When I started writing The Village Tales of Fekenham Swarberry I used to, when imagining myself as an established author being interviewed, having to make mention of my influences and favourite authors. Of course, I had one or two but most of those who have inspired me to write, back then anyway, were people like Frank Zappa, Kate Bush and, with a little more credibility, Alan Moore. I felt a bit of a fraud really. It struck me to write one had to know about the likes of Jane Austen, William Burroughs, Dickens, Mark Twain and so on. I knew a bit, enough to make a conversation but not a very informed one. Now I am filled with a fire to read and read and then read again. But also, a desire to learn about all the authors I possibly can.

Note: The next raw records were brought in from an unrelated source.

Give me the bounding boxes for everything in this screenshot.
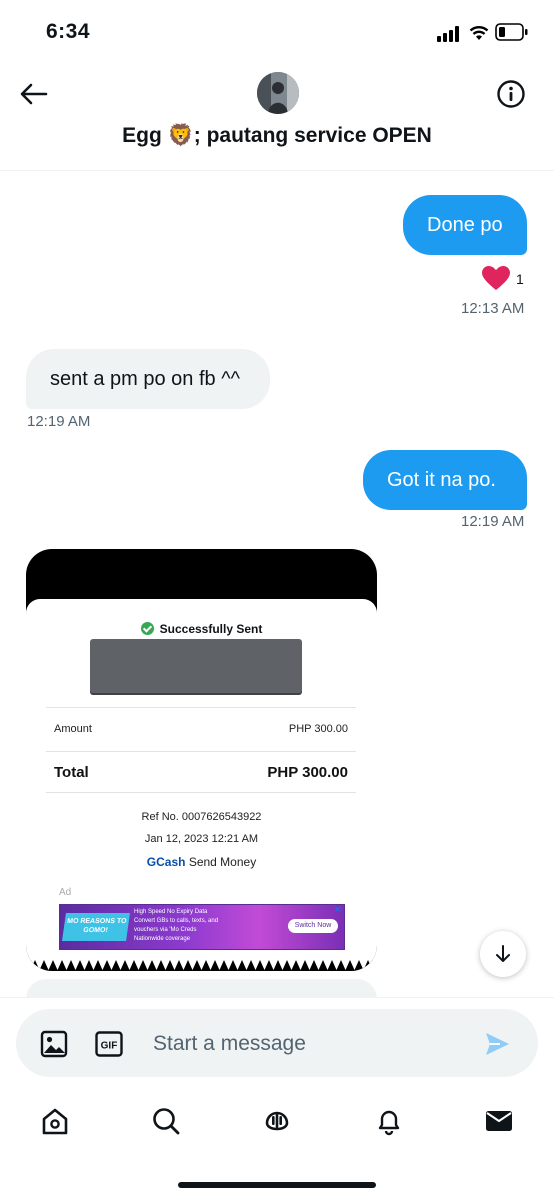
image-icon[interactable] bbox=[40, 1030, 68, 1058]
heart-icon bbox=[482, 266, 510, 290]
check-circle-icon bbox=[140, 622, 154, 635]
ad-point: High Speed No Expiry Data bbox=[134, 909, 208, 915]
spaces-icon bbox=[265, 1111, 289, 1131]
ad-point: Nationwide coverage bbox=[134, 936, 191, 942]
status-time: 6:34 bbox=[46, 20, 91, 43]
receipt-amount-row: Amount PHP 300.00 bbox=[54, 723, 348, 735]
receipt-status: Successfully Sent bbox=[26, 622, 377, 636]
wifi-icon bbox=[469, 26, 489, 40]
ref-number: Ref No. 0007626543922 bbox=[141, 811, 262, 823]
total-value: PHP 300.00 bbox=[267, 764, 348, 781]
back-arrow-icon[interactable] bbox=[18, 80, 50, 108]
home-indicator bbox=[178, 1182, 376, 1188]
message-text: Got it na po. bbox=[387, 469, 496, 491]
transaction-date: Jan 12, 2023 12:21 AM bbox=[144, 833, 259, 845]
receipt-torn-edge bbox=[26, 960, 377, 971]
avatar[interactable] bbox=[257, 72, 299, 114]
tab-spaces[interactable] bbox=[260, 1104, 294, 1138]
info-icon[interactable] bbox=[496, 79, 526, 109]
message-input[interactable] bbox=[153, 1030, 453, 1058]
image-attachment[interactable]: Successfully Sent Amount PHP 300.00 Tota… bbox=[26, 549, 377, 971]
message-reaction[interactable]: 1 bbox=[482, 266, 524, 291]
ad-cta: Switch Now bbox=[288, 919, 338, 933]
tab-search[interactable] bbox=[149, 1104, 183, 1138]
receipt-total-row: Total PHP 300.00 bbox=[54, 764, 348, 781]
battery-icon bbox=[495, 23, 528, 41]
gcash-receipt: Successfully Sent Amount PHP 300.00 Tota… bbox=[26, 599, 377, 971]
search-icon bbox=[153, 1108, 180, 1135]
gcash-service: GCash Send Money bbox=[26, 855, 377, 869]
scroll-to-bottom-button[interactable] bbox=[480, 931, 526, 977]
tab-messages[interactable] bbox=[482, 1104, 516, 1138]
messages-icon bbox=[486, 1111, 512, 1131]
total-label: Total bbox=[54, 764, 89, 781]
message-timestamp: 12:19 AM bbox=[27, 413, 91, 430]
gif-icon[interactable]: GIF bbox=[95, 1031, 123, 1057]
tab-notifications[interactable] bbox=[372, 1104, 406, 1138]
message-timestamp: 12:19 AM bbox=[461, 513, 525, 530]
chat-title[interactable]: Egg 🦁; pautang service OPEN bbox=[0, 124, 554, 148]
reaction-count: 1 bbox=[516, 270, 524, 287]
message-bubble-received[interactable]: sent a pm po on fb ^^ bbox=[26, 349, 270, 409]
arrow-down-icon bbox=[496, 945, 510, 962]
message-bubble-sent[interactable]: Done po bbox=[403, 195, 527, 255]
tab-home[interactable] bbox=[38, 1104, 72, 1138]
ad-close-icon: ✕ bbox=[333, 905, 342, 916]
message-text: sent a pm po on fb ^^ bbox=[50, 368, 240, 390]
ad-points: High Speed No Expiry Data Convert GBs to… bbox=[134, 908, 244, 944]
amount-value: PHP 300.00 bbox=[288, 723, 348, 735]
message-text: Done po bbox=[427, 214, 503, 236]
send-icon[interactable] bbox=[484, 1031, 510, 1057]
header-divider bbox=[0, 170, 554, 171]
divider bbox=[46, 792, 356, 793]
gcash-logo: GCash bbox=[146, 855, 186, 869]
signal-icon bbox=[437, 26, 459, 42]
ad-label: Ad bbox=[59, 887, 72, 898]
receipt-status-text: Successfully Sent bbox=[159, 622, 263, 636]
ad-headline: MO REASONS TO GOMO! bbox=[62, 913, 130, 941]
message-bubble-sent[interactable]: Got it na po. bbox=[363, 450, 527, 510]
notifications-icon bbox=[378, 1110, 400, 1136]
amount-label: Amount bbox=[54, 723, 92, 735]
svg-text:GIF: GIF bbox=[101, 1041, 118, 1052]
home-icon bbox=[42, 1108, 68, 1135]
ad-banner: MO REASONS TO GOMO! High Speed No Expiry… bbox=[59, 904, 345, 950]
ad-point: Convert GBs to calls, texts, and voucher… bbox=[134, 918, 219, 933]
service-name: Send Money bbox=[188, 855, 257, 869]
divider bbox=[46, 707, 356, 708]
redacted-area bbox=[90, 639, 302, 693]
avatar-image bbox=[257, 72, 299, 114]
message-timestamp: 12:13 AM bbox=[461, 300, 525, 317]
divider bbox=[46, 751, 356, 752]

To be honest I seldom see anything that suits my peculiar tastes. I don’t personally think they are that odd but few books ever leap out at me saying me, me, I buy me. This time, though two books did catch my eye. One was Alan Bennett’s Writing Home, his memoir with some essays (a snip at  two quid) and the other, at only £1 was Khaled Hosseini’s A Thousand Splendid Suns. It irritates me somewhat that I cannot read them yet as I still have about 50 unread books on my shelves but I simply could not pass them by.
When I self-published I chose to go the Kindle route. I had studied what I thought to be the pros and cons and having spoken to the likes of G.P Taylor and others took their advice. This seemed the only option at the time as I didn’t have the money to have them printed and not one literary agent or publisher (the few I tried – I should have stuck with it) didn’t want to know. My books are published on Kindle All four of ‘em (plug plug). So why is it that no one I know has or wants Kindle? My children, with their iPods, iPhones, iPads and PC’s, all of then techno to the hilt, have no desire to own one? My oldest daughter is 29, earns a fortune so has the wherewithal to have almost what she wants. I can’t see the point she tells me, I’d rather have a page to turn. My son, 27, who has a large collection of books, shares the same opinion as does my youngest daughter, 20. It is that tactile quality they like, that and the smell that an old book gives.
I like Kindle, not in some sycophantic or self-defensive way either; I think they add something to the reading experience. I’d rather take a Kindle on holiday than half-a-dozen or so novels. And if I want to read a George R.R. Martin book on the train or a plane I don’t have to put the weighty tome in my case but a light, easy to handle Kindle. Note here that I would have both: book on the shelf and a copy on Kindle.
Of course, books will always be my first love. My father was a bookbinder. It is a fast fading skill. I love a well-crafted book, one that has been thread sewn, gold leafed with an embossed, decorative cover, a book that smells of times gone as you turn the page.

I recently made enquiries into purchasing a book shop. Its owner said she wanted to retire. The fact that W.H.Smith had just opened a store in the High Street had so she said, little or no bearing on her reasons for selling. She did later admit Amazon was more of a problem. My thoughts on both, which she dismissed out of hand, was to sell the Kindle device in the shop but also go online. I believe she should have embraced all options, not just the Kindle, but any and all other makes too.
I passionately believe that in years to come books, paperbacks at least and not my first love case bound, will still be selling. Paperback Books and Kindle type devices will share the market.